• 55°

By Lynn Rumley
For the Salisbury Post
COOLEEMEE — You won’t hear this sort of music streaming from an iPod or today’s radio stations. During their heyday, concert bands were experienced live, usually playing from a park’s bandstand or under the street lights at Christmas.
At noon on Sept. 24, a varied program of marches, waltzes, rags and hymns will be performed by the Greenville Textile Heritage Band which is traveling here for Cooleemee’s 20th Annual Textile Heritage Festival.
Formed in 2007 by Dr. Michael Moore of Bob Jones University in Greenville, S.C., the group includes some of that area’s finest musicians. Some will be performing on period instruments that are 75 to 100 years old. Their band uniforms are authentic and the overall effect of their performances transports listeners back in time.
“Our purpose is to keep up this proud musical tradition that was an integral part of so many textile communities across the South,” says Moore. At one time, hundreds of such bands traveled for competition honors at places like Greenville.
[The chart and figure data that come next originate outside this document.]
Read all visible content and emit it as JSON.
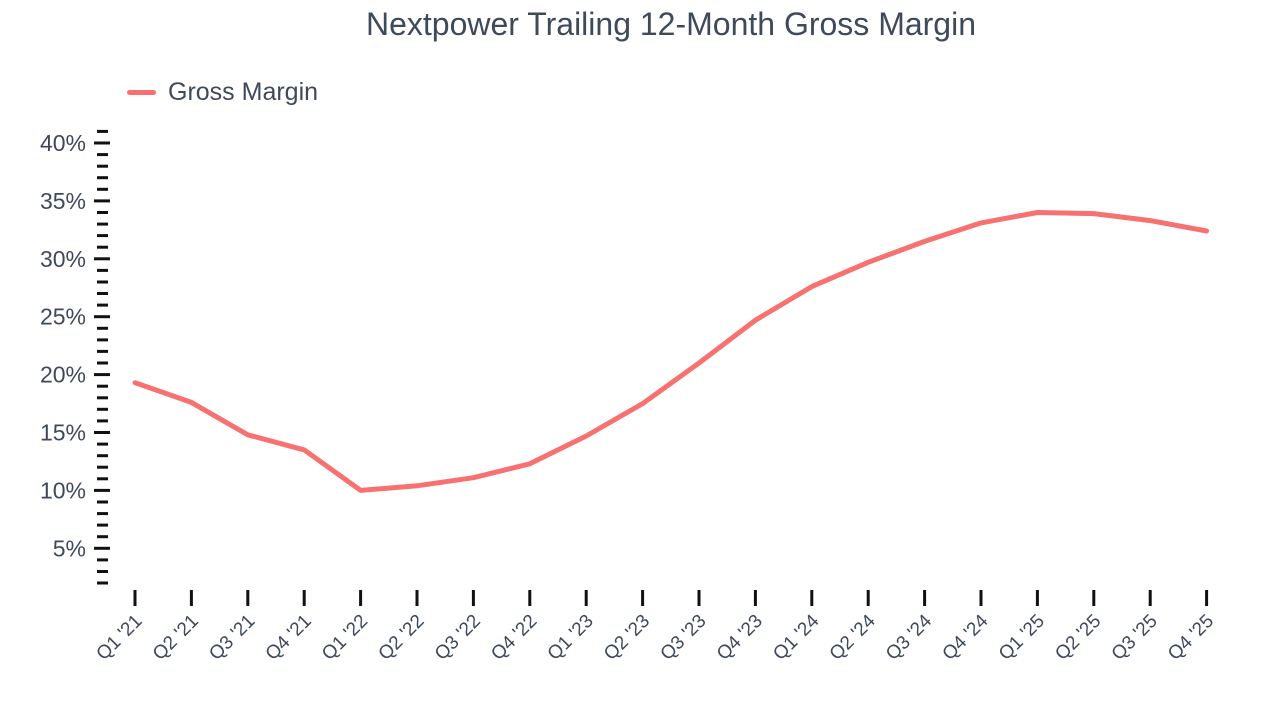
{
  "title": "Nextpower Trailing 12-Month Gross Margin",
  "legend": {
    "label": "Gross Margin"
  },
  "colors": {
    "line": "#f87171",
    "text": "#3e4a5a",
    "tick": "#111111",
    "background": "#ffffff"
  },
  "chart_data": {
    "type": "line",
    "title": "Nextpower Trailing 12-Month Gross Margin",
    "categories": [
      "Q1 '21",
      "Q2 '21",
      "Q3 '21",
      "Q4 '21",
      "Q1 '22",
      "Q2 '22",
      "Q3 '22",
      "Q4 '22",
      "Q1 '23",
      "Q2 '23",
      "Q3 '23",
      "Q4 '23",
      "Q1 '24",
      "Q2 '24",
      "Q3 '24",
      "Q4 '24",
      "Q1 '25",
      "Q2 '25",
      "Q3 '25",
      "Q4 '25"
    ],
    "series": [
      {
        "name": "Gross Margin",
        "color": "#f87171",
        "values": [
          19.3,
          17.6,
          14.8,
          13.5,
          10.0,
          10.4,
          11.1,
          12.3,
          14.7,
          17.5,
          21.0,
          24.7,
          27.6,
          29.7,
          31.5,
          33.1,
          34.0,
          33.9,
          33.3,
          32.4
        ]
      }
    ],
    "unit": "%",
    "xlabel": "",
    "ylabel": "",
    "ylim": [
      2,
      41
    ],
    "y_major_ticks": [
      5,
      10,
      15,
      20,
      25,
      30,
      35,
      40
    ],
    "y_tick_labels": [
      "5%",
      "10%",
      "15%",
      "20%",
      "25%",
      "30%",
      "35%",
      "40%"
    ],
    "y_minor_tick_step": 1,
    "grid": false,
    "axis_lines": false,
    "legend_position": "top-left",
    "x_label_rotation": -45
  }
}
“I will never forget Cooleemee’s concert band playing on Park Hill,” says Hazel Miller Winfree, who grew up on Main Street next door to this gathering place. “They would play hymns for a vespers service. It didn’t matter what denomination you were, the whole family would go and sit on the wood benches.”
With a setting overlooking the South Yadkin River, Winfree even now recalls the words from one hymn: “Now the day is over, night is drawing nigh, shadows of the evening, fall across the sky.” Her father, George Locke Miller, was a member of the band, as was her sister, Mary Alice, later during World War II.
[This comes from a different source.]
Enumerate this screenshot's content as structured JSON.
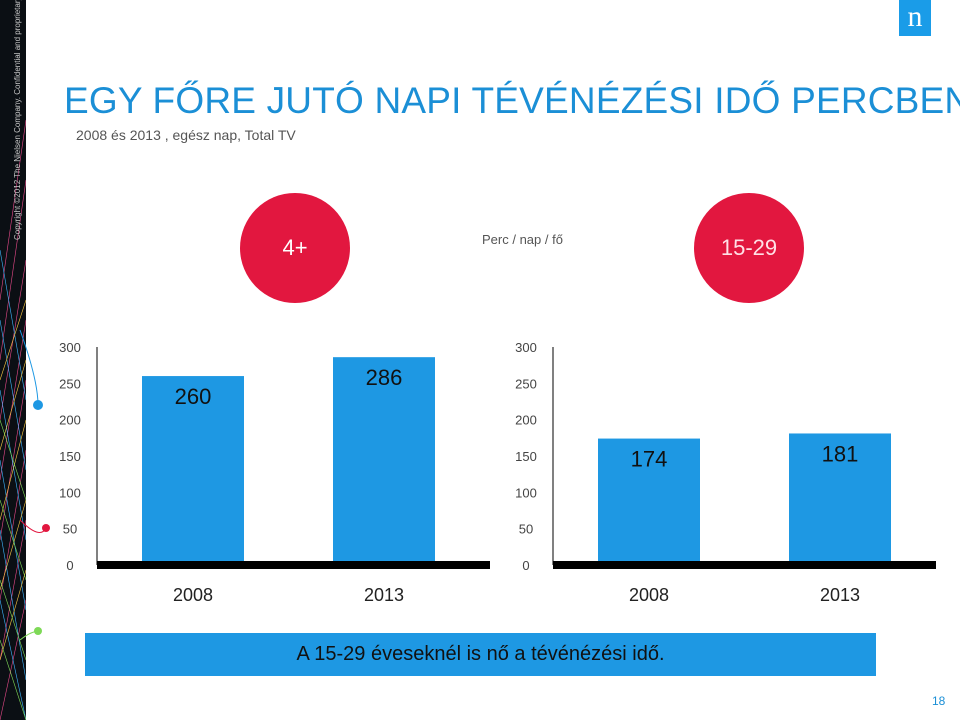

Dr. Charles Isley, former director of the music department at Appalachian State University, has been asked to introduce Cooleemee’s musical guests. In his 90s, Isley credits his time in the local textile band for setting him off on his career.
Now in its 20th year, the Textile Heritage Festival will again feature the Carolina Cornbread Contest, an intriguing look by developer Mac Jordan at how the old spinning mill at Saxapahaw is now a commercial success; a “Days Gone By” textiles exhibit; as well as food, more music, face painting and games for the kids and much more.
Gates open at 10 a.m. at the Historic Zachary House grounds at 131 Church St.